Cerca de allí, sorprende la Reserva Dunícola,
son kilómetros interminables de médanos
y playas vírgenes. Entre pinos y acacias, se
esconde el Faro Querandí. Vale la pena subir
los 276 escalones para obtener una de las mejores postales
de los alrededores. Se puede llegar por la playa o en
vehículos de doble tracción. Es mejor
ir siempre con guía, porque, como el paisaje
es muy parejo, es fácil perderse. En la playa,
hay diversión asegurada para toda la familia:
bodyboard en el mar y sandboard en los médanos,
cabalgatas y salidas de pesca.
Existe un mito difundido de que en la costa del Atlántico,
el mar es tan frío que cuesta animarse a un chapuzón.
Pero hay un rincón, a orillas del Golfo San Matías,
donde las aguas son cálidas, ideales para disfrutar
de la playa en los días de calor. Las Grutas,
en Río Negro (en la RN 3, a 178 km de Viedma),
se diferencia del resto de las playas del país
por sus finas arenas y por el imponente marco que dan
los acantilados que fueron tallando las olas con el
paso de los años.
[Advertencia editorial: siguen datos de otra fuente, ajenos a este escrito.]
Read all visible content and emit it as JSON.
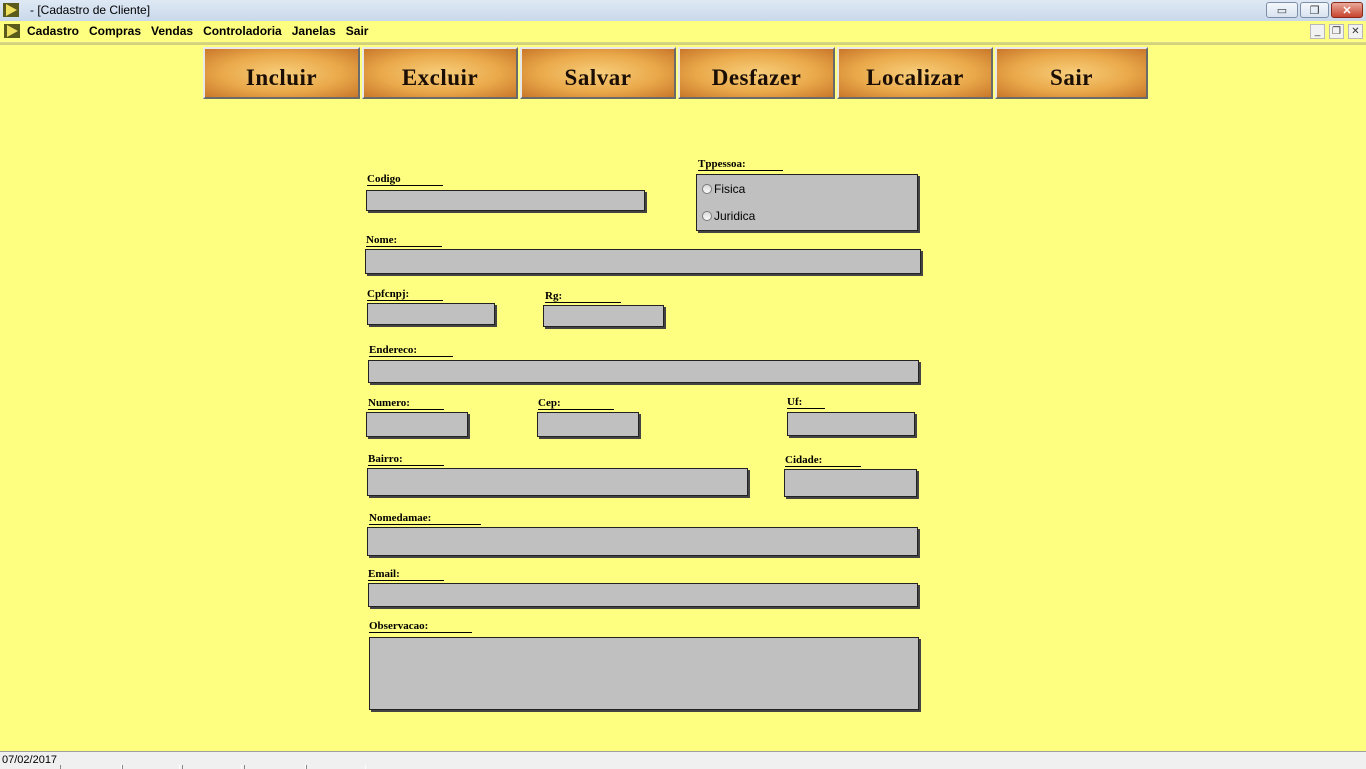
{
  "window": {
    "title": "- [Cadastro de Cliente]",
    "minimize": "▭",
    "restore": "❐",
    "close": "✕"
  },
  "menu": {
    "items": [
      "Cadastro",
      "Compras",
      "Vendas",
      "Controladoria",
      "Janelas",
      "Sair"
    ],
    "mdi_min": "_",
    "mdi_restore": "❐",
    "mdi_close": "✕"
  },
  "toolbar": {
    "incluir": "Incluir",
    "excluir": "Excluir",
    "salvar": "Salvar",
    "desfazer": "Desfazer",
    "localizar": "Localizar",
    "sair": "Sair"
  },
  "form": {
    "codigo": "Codigo",
    "tppessoa": "Tppessoa:",
    "fisica": "Fisica",
    "juridica": "Juridica",
    "nome": "Nome:",
    "cpfcnpj": "Cpfcnpj:",
    "rg": "Rg:",
    "endereco": "Endereco:",
    "numero": "Numero:",
    "cep": "Cep:",
    "uf": "Uf:",
    "bairro": "Bairro:",
    "cidade": "Cidade:",
    "nomedamae": "Nomedamae:",
    "email": "Email:",
    "observacao": "Observacao:"
  },
  "status": {
    "date": "07/02/2017"
  },
  "colors": {
    "background": "#fefe80",
    "field": "#c0c0c0",
    "button": "#eaa94a"
  }
}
Cerca de ahí, a 60 km
hacia el sur, se encuentra la Salina del Gualicho, la
más grande del país, que está a
72 metros debajo del nivel del mar. Desert Tracks lo
lleva en cuatriciclos, para que disfrute al aire libre.
La salida dura hasta la medianoche, y gracias a un telescopio
se pueden ver los cráteres de la Luna.
Calidez
patagónica
La Patagonia argentina es un destino elegido por millones
de viajeros de todo el mundo, en busca de los imponentes
paisajes de lago y montaña, y la calma de los
pueblos y su gente. En un hermoso valle, rodeada de
montañas de 2.000 metros, se esconde Esquel,
una ciudad de casi 100 años, fuente inagotable
de atractivos turísticos culturales y al aire
libre. A 45 kilómetros está el Parque
Nacional Los Alerces, puerta de entrada a los catorce
lagos, media docena de ríos y numerosos arroyos
y lagunas que forman la cuenca del río Futaleufú.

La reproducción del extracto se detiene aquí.